Тяжко и устремленно плыл июньский проспект, а мы с Ольгой печатали шаг посреди его жара и не увязали каблуками в асфальте, как в родных городах. Дорога наша лежала в универ. Первой парой был английский. Были мы тихи, как перед бурей, глаз за тяжелыми стеклами широко не открывали, не торопясь впускать реальность. К утру все притуплялось. Ночами на кухне под лысой лампочкой на всех накатывало предчувствие беды: не остановишь, не разминешься. Гулька чернела восточными глазами в сторону слепого окна без занавесок:
- Девчонки, что-то случится! - и мы каменели, то и дело пытаясь опомниться: три истерички, это просто длинная сессия, и вечный Бург, и Питер только снится. Гульку курить не тянуло, а мы накуривались на жизнь земную и последующую, и если что любили в себе, так это стоический, по-Ольгиному - асоциальный покой. Не орать, если Гулька опрокинула под стол банку с кипятком, а втроем, - молча и безучастно, -  проследить,  как презренная посудина катится по полу в небытие - под батарею.  Не бежать первыми на экзамен,  а с толком позавтракать и покурить - часам к десяти препод смирялся уже со всем. Не икать от смеха, а устало созерцать доску в меловых разводах, когда наша злонравная сокурсница Рощина, не сдав русский, бесится за партой:  “Нужен мне ваш русский! Да меня зовут замуж в Германию, в Америку и в Израиль, а выйду я за того, кто мне в постели больше понравится!”

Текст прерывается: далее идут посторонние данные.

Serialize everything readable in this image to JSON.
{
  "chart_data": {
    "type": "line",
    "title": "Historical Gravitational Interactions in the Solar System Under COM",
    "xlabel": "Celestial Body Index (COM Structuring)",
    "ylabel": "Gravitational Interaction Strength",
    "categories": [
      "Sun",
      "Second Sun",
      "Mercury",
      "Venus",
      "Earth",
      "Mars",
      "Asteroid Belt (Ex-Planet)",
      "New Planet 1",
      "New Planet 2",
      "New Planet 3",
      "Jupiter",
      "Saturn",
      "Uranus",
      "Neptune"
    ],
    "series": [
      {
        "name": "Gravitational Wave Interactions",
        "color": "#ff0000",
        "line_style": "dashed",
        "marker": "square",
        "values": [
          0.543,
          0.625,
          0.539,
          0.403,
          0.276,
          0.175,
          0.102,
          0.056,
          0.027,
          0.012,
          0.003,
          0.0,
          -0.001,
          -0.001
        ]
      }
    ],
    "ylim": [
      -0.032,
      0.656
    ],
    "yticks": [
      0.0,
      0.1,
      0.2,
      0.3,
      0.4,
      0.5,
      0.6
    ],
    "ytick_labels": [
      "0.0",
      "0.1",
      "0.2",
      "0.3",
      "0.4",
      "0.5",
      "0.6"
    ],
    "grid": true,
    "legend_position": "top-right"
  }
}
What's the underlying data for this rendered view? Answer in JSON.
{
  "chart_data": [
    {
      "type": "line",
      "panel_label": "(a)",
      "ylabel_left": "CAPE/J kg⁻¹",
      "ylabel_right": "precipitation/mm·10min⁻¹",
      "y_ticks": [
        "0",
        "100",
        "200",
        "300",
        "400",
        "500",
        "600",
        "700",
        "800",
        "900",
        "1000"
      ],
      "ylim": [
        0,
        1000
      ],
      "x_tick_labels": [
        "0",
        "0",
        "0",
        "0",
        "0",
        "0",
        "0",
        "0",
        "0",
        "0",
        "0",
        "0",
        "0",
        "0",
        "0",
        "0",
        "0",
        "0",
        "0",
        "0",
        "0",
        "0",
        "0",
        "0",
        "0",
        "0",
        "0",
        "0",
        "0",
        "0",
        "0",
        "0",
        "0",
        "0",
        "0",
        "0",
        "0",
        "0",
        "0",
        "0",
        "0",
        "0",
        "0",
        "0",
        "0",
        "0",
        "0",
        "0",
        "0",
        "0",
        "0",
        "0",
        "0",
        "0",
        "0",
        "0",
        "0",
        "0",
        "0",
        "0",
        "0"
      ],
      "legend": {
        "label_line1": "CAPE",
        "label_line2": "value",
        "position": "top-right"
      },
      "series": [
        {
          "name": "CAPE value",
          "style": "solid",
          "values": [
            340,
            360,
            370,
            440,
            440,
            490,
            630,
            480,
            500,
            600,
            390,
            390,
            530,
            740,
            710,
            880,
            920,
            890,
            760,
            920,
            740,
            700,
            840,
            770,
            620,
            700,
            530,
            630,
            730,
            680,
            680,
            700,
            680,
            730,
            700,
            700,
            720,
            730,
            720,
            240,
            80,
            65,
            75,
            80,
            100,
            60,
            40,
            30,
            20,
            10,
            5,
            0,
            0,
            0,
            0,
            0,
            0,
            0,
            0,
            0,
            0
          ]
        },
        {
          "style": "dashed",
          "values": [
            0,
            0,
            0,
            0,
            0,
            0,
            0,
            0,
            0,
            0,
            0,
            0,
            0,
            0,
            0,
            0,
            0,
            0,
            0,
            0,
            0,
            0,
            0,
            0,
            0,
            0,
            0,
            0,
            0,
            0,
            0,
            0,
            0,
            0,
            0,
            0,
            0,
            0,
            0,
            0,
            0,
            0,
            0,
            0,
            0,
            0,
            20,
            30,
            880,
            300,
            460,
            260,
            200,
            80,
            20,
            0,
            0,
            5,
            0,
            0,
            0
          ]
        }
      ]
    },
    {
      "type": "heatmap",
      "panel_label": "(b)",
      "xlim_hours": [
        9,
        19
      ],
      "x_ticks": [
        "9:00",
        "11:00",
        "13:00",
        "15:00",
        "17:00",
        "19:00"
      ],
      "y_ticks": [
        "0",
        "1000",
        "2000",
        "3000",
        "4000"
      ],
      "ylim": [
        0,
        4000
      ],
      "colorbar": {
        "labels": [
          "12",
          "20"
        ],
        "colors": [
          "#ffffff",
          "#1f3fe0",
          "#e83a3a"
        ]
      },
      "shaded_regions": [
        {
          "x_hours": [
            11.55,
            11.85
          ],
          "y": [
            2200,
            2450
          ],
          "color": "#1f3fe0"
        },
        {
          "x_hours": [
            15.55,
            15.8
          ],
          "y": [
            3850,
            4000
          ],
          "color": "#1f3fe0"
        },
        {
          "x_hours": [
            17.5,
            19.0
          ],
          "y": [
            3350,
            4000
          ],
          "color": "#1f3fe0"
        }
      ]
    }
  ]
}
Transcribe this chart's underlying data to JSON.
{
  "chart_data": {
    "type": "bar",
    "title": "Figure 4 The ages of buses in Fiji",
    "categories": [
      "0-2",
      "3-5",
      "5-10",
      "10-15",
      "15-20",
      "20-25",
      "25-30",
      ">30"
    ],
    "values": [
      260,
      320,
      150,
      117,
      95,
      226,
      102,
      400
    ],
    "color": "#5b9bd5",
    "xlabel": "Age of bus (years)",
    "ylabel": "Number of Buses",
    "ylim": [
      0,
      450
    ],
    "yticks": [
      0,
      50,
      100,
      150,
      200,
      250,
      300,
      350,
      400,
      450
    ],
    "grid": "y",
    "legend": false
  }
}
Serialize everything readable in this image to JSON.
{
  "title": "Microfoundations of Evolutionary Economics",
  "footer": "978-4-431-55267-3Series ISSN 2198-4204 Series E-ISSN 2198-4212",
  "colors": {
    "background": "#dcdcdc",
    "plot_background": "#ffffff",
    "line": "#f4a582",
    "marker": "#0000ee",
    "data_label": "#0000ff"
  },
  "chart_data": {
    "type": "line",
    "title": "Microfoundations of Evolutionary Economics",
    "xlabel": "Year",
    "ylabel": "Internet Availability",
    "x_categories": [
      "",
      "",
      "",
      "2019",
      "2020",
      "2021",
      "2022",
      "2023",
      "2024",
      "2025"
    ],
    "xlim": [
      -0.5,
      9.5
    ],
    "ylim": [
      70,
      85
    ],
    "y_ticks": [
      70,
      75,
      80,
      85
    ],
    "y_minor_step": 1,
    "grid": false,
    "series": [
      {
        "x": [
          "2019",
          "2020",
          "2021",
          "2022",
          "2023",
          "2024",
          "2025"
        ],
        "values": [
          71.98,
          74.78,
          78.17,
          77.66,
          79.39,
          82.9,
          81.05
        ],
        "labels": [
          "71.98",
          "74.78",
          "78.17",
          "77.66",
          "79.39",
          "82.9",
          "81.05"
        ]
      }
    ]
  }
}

         - Оль, а у вас река есть?
- Есть!
- А как называется?
- Сатка! А у вас?
- Есть.
- А как называется?
- Вятка!
Мы с Ольгой, наверное, могли бы стать бродягами. Не бомжовками и уже не хиппами, а просто пошли бы в сторону Сибири - по трассе, по стране, как в детстве, как во сне, в суровых очках, и камешки на шеях - хрусталики, агатики, ониксы, которые мы дарили друг другу каждую сессию - на счастье.
Раскалялся день. Жар из-под колес обжигал колени. Блестящей и серой была Исеть - башкирская сабля в российских гранитных ножнах. Асфальт и гранит сливались в натужное воспоминание о Питере - о, вечный Бург, и Питер только снится. Слева от нас, и от Исети слева, мутнело темное кафе с новыми тентами, ярко-синими с белым. И беседки были белые.  И, по-моему, с намеком на ажурность - я не помню, я не помню уже: шаровая молния продырявила, испепелила, расточила наш полусон. Рядом с беседкой стояла хозяйка, и улыбалась, и смотрела странными глазами, как в фильме “Мэри Поппинс”, а к беседке были привязаны за веревочки
        гроздья салюта.
        выводок гигантских радужных пузырей.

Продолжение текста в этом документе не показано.